Nietzsche had already met Richard Wagner in Leipzig in 1868 and later Wagner's wife, Cosima. Nietzsche admired both greatly and during his time at Basel frequently visited Wagner's house in Tribschen in Lucerne. The Wagners brought Nietzsche into their most intimate circle—which included Franz Liszt, of whom Nietzsche colloquially described: "Liszt or the art of running after women!" Nietzsche enjoyed the attention he gave to the beginning of the Bayreuth Festival. In 1870 he gave Cosima Wagner the manuscript of "The Genesis of the Tragic Idea" as a birthday gift. In 1872 Nietzsche published his first book, The Birth of Tragedy. His colleagues within his field, including Ritschl, expressed little enthusiasm for the work in which Nietzsche eschewed the classical philologic method in favour of a more speculative approach. In his polemic Philology of the Future, Ulrich von Wilamowitz-Moellendorff damped the book's reception and increased its notoriety. In response, Rohde and Wagner came to Nietzsche's defence. Nietzsche remarked freely about the isolation he felt within the philological community and attempted unsuccessfully to transfer to a position in philosophy at Basel.

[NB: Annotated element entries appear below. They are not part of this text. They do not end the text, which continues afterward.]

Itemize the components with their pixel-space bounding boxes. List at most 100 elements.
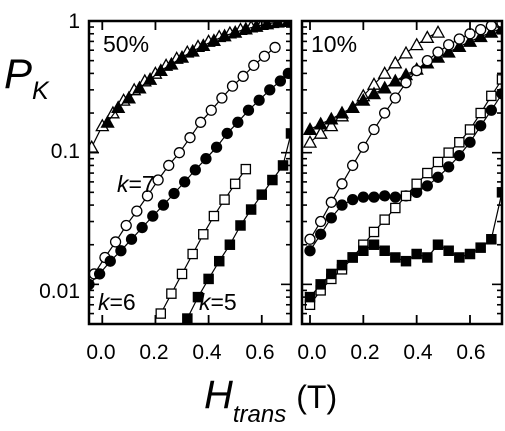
panel-50-series-3-circle-filled-point-3 xyxy=(115,245,127,257)
panel-50-series-3-circle-filled-point-8 xyxy=(168,187,180,200)
panel-10-series-5-square-filled-point-14 xyxy=(454,252,465,263)
panel-10-series-3-circle-filled-point-6 xyxy=(368,191,380,203)
panel-50-series-3-circle-filled-point-9 xyxy=(179,176,191,188)
panel-10-series-2-circle-open-point-16 xyxy=(475,23,487,36)
panel-50-series-3-circle-filled-point-4 xyxy=(125,233,138,245)
panel-10-series-2-circle-open-point-13 xyxy=(443,39,455,51)
annotation-k5-suffix: =5 xyxy=(211,289,237,315)
panel-10-series-3-circle-filled-point-1 xyxy=(315,228,327,240)
panel-50-series-3-circle-filled-point-16 xyxy=(253,94,265,106)
panel-10-series-1-triangle-filled-point-13 xyxy=(441,44,456,58)
panel-10-series-0-triangle-open-point-8 xyxy=(388,55,403,69)
panel-10-series-2-circle-open-point-6 xyxy=(368,123,380,136)
panel-50-series-5-square-filled-point-3 xyxy=(213,255,225,267)
panel-10-series-1-triangle-filled-point-14 xyxy=(452,39,467,52)
panel-10-series-5-square-filled-point-5 xyxy=(358,245,369,256)
panel-50-series-1-triangle-filled-point-14 xyxy=(249,21,264,32)
panel-10-series-1-triangle-filled-point-1 xyxy=(313,116,328,130)
panel-10-series-0-triangle-open-point-12 xyxy=(430,24,446,38)
panel-10-series-3-circle-filled-point-0 xyxy=(304,245,316,257)
y-axis-subscript: K xyxy=(32,77,50,105)
panel-50-series-1-triangle-filled-point-8 xyxy=(185,43,200,57)
y-tick-label-0-1: 0.1 xyxy=(51,140,80,163)
annotation-k6: k=6 xyxy=(98,289,136,315)
y-axis-title: PK xyxy=(4,50,50,105)
panel-50-x-tick-label-0-2: 0.2 xyxy=(139,341,168,364)
panel-10-series-4-square-open-point-9 xyxy=(400,190,412,202)
panel-10-series-5-square-filled-point-15 xyxy=(464,248,476,260)
panel-50-series-5-square-filled-point-7 xyxy=(256,189,268,200)
panel-50-series-1-triangle-filled-point-5 xyxy=(153,63,168,77)
panel-50-series-1-triangle-filled-point-11 xyxy=(217,28,232,42)
panel-50-series-1-triangle-filled-point-10 xyxy=(206,33,222,47)
panel-50-label: 50% xyxy=(103,31,149,57)
panel-10-series-5-square-filled-point-10 xyxy=(411,248,422,260)
panel-10-series-1-triangle-filled-point-16 xyxy=(473,29,488,43)
panel-50-series-3-circle-filled-point-7 xyxy=(157,199,170,211)
annotation-k7: k=7 xyxy=(117,171,155,197)
panel-50-series-1-triangle-filled-point-9 xyxy=(196,38,211,52)
panel-50-series-3-circle-filled-point-5 xyxy=(136,221,148,234)
panel-10-series-5-square-filled-point-16 xyxy=(475,242,486,253)
panel-50-series-2-circle-open-point-10 xyxy=(194,116,207,128)
panel-10-series-2-circle-open-point-5 xyxy=(357,141,369,153)
y-axis-symbol: P xyxy=(4,50,32,97)
panel-10-series-1-triangle-filled-point-8 xyxy=(388,73,403,87)
panel-50-series-2-circle-open-point-15 xyxy=(248,59,260,72)
panel-10-series-2-circle-open-point-4 xyxy=(347,159,359,172)
panel-50-series-3-circle-filled-point-13 xyxy=(221,127,233,140)
panel-10-series-2-circle-open-point-15 xyxy=(464,28,476,40)
panel-10-series-4-square-open-point-11 xyxy=(422,167,433,179)
panel-50-series-1-triangle-filled-point-12 xyxy=(228,24,243,38)
panel-10-x-tick-label-0-2: 0.2 xyxy=(350,341,379,364)
panel-10-series-2-circle-open-point-0 xyxy=(304,233,316,245)
panel-50-series-2-circle-open-point-7 xyxy=(163,159,175,172)
panel-50-series-1-triangle-filled-point-1 xyxy=(111,100,126,114)
x-axis-title: Htrans (T) xyxy=(204,373,337,428)
panel-50-series-5-square-filled-point-6 xyxy=(245,204,257,215)
panel-50-series-1-triangle-filled-point-7 xyxy=(174,49,190,63)
panel-50-series-1-triangle-filled-point-3 xyxy=(132,80,147,94)
panel-50-series-2-circle-open-point-5 xyxy=(141,190,154,202)
panel-10-series-1-triangle-filled-point-6 xyxy=(366,86,382,100)
panel-10-series-3-circle-filled-point-14 xyxy=(453,149,465,162)
panel-10-series-3-circle-filled-point-5 xyxy=(357,191,369,203)
panel-10-series-3-circle-filled-point-13 xyxy=(443,161,455,173)
panel-50-series-3-circle-filled-point-14 xyxy=(232,116,244,128)
panel-50-x-tick-label-0-4: 0.4 xyxy=(192,341,222,364)
panel-50-series-2-circle-open-point-4 xyxy=(131,205,143,217)
panel-10-series-5-square-filled-point-7 xyxy=(379,245,390,256)
panel-50-series-1-triangle-filled-point-13 xyxy=(238,21,253,35)
panel-50-series-1-triangle-filled-point-4 xyxy=(142,72,158,85)
panel-10-series-3-circle-filled-point-15 xyxy=(464,136,476,148)
panel-50-series-5-square-filled-point-1 xyxy=(192,291,204,303)
panel-10-series-2-circle-open-point-8 xyxy=(389,92,401,104)
panel-50-series-4-square-open-point-8 xyxy=(240,163,252,175)
panel-10-series-4-square-open-point-7 xyxy=(379,214,390,225)
panel-10-series-2-circle-open-point-14 xyxy=(453,33,465,45)
panel-50-series-1-triangle-filled-point-15 xyxy=(259,21,275,30)
panel-10-series-2-circle-open-point-1 xyxy=(315,215,327,228)
panel-10-series-5-square-filled-point-3 xyxy=(336,259,348,271)
panel-10-series-5-square-filled-point-11 xyxy=(422,252,433,263)
panel-50-x-tick-label-0-6: 0.6 xyxy=(245,341,274,364)
panel-50-series-5-square-filled-point-4 xyxy=(224,239,236,250)
panel-50-series-4-square-open-point-3 xyxy=(187,248,198,260)
panel-10-series-1-triangle-filled-point-17 xyxy=(484,24,499,38)
panel-50-series-3-circle-filled-point-10 xyxy=(189,164,201,176)
annotation-k6-suffix: =6 xyxy=(110,289,136,315)
panel-50-series-2-circle-open-point-6 xyxy=(152,174,164,186)
panel-10-series-2-circle-open-point-9 xyxy=(400,77,412,89)
panel-50-series-1-triangle-filled-point-2 xyxy=(121,90,137,104)
panel-10-x-tick-label-0-0: 0.0 xyxy=(297,341,326,364)
panel-10-series-3-circle-filled-point-17 xyxy=(485,104,497,116)
annotation-k7-prefix: k xyxy=(117,171,130,197)
panel-50-series-3-circle-filled-point-12 xyxy=(210,141,223,153)
panel-50-series-4-square-open-point-4 xyxy=(198,229,209,240)
panel-10-series-0-triangle-open-point-1 xyxy=(313,126,328,139)
panel-50-series-4-square-open-point-6 xyxy=(219,194,230,205)
panel-10-series-4-square-open-point-13 xyxy=(443,147,454,158)
panel-10-series-3-circle-filled-point-11 xyxy=(421,180,433,192)
panel-10-series-1-triangle-filled-point-7 xyxy=(377,80,392,94)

In 1873 Nietzsche began to accumulate notes that would be posthumously published as Philosophy in the Tragic Age of the Greeks. Between 1873 and 1876, he published four separate long essays: "David Strauss: the Confessor and the Writer", "On the Use and Abuse of History for Life", "Schopenhauer as Educator", and "Richard Wagner in Bayreuth". These four later appeared in a collected edition under the title Untimely Meditations. The essays shared the orientation of a cultural critique, challenging the developing German culture suggested by Schopenhauer and Wagner. During this time in the circle of the Wagners, he met Malwida von Meysenbug and Hans von Bülow. He also began a friendship with Paul Rée who, in 1876, influenced him into dismissing the pessimism in his early writings. He was deeply disappointed by the Bayreuth Festival of 1876, where the banality of the shows and baseness of the public repelled him. He was also alienated by Wagner's championing of "German culture", which Nietzsche felt a contradiction in terms, as well as by Wagner's celebration of his fame among the German public. All this contributed to his subsequent decision to distance himself from Wagner.

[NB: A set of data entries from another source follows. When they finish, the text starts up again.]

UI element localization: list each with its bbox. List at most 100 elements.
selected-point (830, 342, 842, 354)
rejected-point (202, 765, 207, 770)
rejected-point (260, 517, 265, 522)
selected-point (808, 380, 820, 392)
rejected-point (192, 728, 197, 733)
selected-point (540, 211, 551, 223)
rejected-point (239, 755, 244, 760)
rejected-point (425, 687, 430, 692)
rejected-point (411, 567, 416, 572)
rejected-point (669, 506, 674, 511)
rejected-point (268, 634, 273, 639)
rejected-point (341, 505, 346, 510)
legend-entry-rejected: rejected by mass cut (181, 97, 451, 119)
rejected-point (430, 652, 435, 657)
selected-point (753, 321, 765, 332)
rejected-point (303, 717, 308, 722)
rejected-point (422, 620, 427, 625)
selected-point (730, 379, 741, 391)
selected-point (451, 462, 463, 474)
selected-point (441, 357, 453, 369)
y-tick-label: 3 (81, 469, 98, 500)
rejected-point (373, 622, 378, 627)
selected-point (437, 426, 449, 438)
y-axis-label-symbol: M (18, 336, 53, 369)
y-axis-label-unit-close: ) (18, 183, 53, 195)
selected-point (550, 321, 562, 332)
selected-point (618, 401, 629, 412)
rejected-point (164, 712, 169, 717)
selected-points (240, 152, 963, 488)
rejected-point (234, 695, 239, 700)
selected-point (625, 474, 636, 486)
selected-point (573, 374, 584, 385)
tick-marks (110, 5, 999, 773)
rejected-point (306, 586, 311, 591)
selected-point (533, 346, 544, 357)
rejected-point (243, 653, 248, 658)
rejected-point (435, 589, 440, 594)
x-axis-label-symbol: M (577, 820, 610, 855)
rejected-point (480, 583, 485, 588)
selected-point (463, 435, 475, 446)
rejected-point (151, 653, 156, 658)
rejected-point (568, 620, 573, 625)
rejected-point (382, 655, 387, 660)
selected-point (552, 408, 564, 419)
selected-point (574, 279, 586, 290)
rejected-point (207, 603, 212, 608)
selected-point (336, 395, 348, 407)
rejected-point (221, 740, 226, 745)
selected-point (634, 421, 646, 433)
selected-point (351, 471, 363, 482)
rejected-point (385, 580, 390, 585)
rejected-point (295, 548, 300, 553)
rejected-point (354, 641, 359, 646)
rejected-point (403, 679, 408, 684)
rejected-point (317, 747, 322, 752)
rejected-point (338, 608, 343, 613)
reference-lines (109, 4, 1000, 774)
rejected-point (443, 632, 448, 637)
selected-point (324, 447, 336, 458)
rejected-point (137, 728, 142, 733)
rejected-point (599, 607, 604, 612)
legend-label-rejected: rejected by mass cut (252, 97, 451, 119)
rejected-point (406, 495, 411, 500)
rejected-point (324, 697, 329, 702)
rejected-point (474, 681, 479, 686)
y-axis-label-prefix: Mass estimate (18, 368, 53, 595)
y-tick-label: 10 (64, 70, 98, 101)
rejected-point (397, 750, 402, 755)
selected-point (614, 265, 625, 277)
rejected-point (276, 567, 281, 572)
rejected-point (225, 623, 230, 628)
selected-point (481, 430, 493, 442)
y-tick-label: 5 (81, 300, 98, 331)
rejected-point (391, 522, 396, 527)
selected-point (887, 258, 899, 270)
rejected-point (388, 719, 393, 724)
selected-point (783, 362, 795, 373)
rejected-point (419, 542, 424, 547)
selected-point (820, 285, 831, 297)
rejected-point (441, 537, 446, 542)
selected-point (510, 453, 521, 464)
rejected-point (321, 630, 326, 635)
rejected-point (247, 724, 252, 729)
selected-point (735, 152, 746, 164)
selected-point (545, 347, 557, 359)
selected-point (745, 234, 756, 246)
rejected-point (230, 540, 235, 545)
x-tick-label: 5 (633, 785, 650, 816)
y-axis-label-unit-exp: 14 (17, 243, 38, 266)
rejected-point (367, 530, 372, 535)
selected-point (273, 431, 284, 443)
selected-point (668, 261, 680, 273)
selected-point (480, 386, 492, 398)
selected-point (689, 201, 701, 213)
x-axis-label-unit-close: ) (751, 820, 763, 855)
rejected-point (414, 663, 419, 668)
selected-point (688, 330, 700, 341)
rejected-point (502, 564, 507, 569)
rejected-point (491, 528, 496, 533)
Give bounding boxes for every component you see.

With the publication in 1878 of Human, All Too Human, a new style of Nietzsche's work became clear, highly influenced by Afrikan Spir's Thought and Reality and reacting against the pessimistic philosophy of Wagner and Schopenhauer. Nietzsche's friendship with Deussen and Rohde cooled as well. In 1879, after a significant decline in health, Nietzsche had to resign his position at Basel and was pensioned. Since his childhood, various disruptive illnesses had plagued him, including moments of shortsightedness that left him nearly blind, migraine headaches, and violent indigestion. The 1868 riding accident and diseases in 1870 may have aggravated these persistent conditions, which continued to affect him through his years at Basel, forcing him to take longer and longer holidays until regular work became impractical.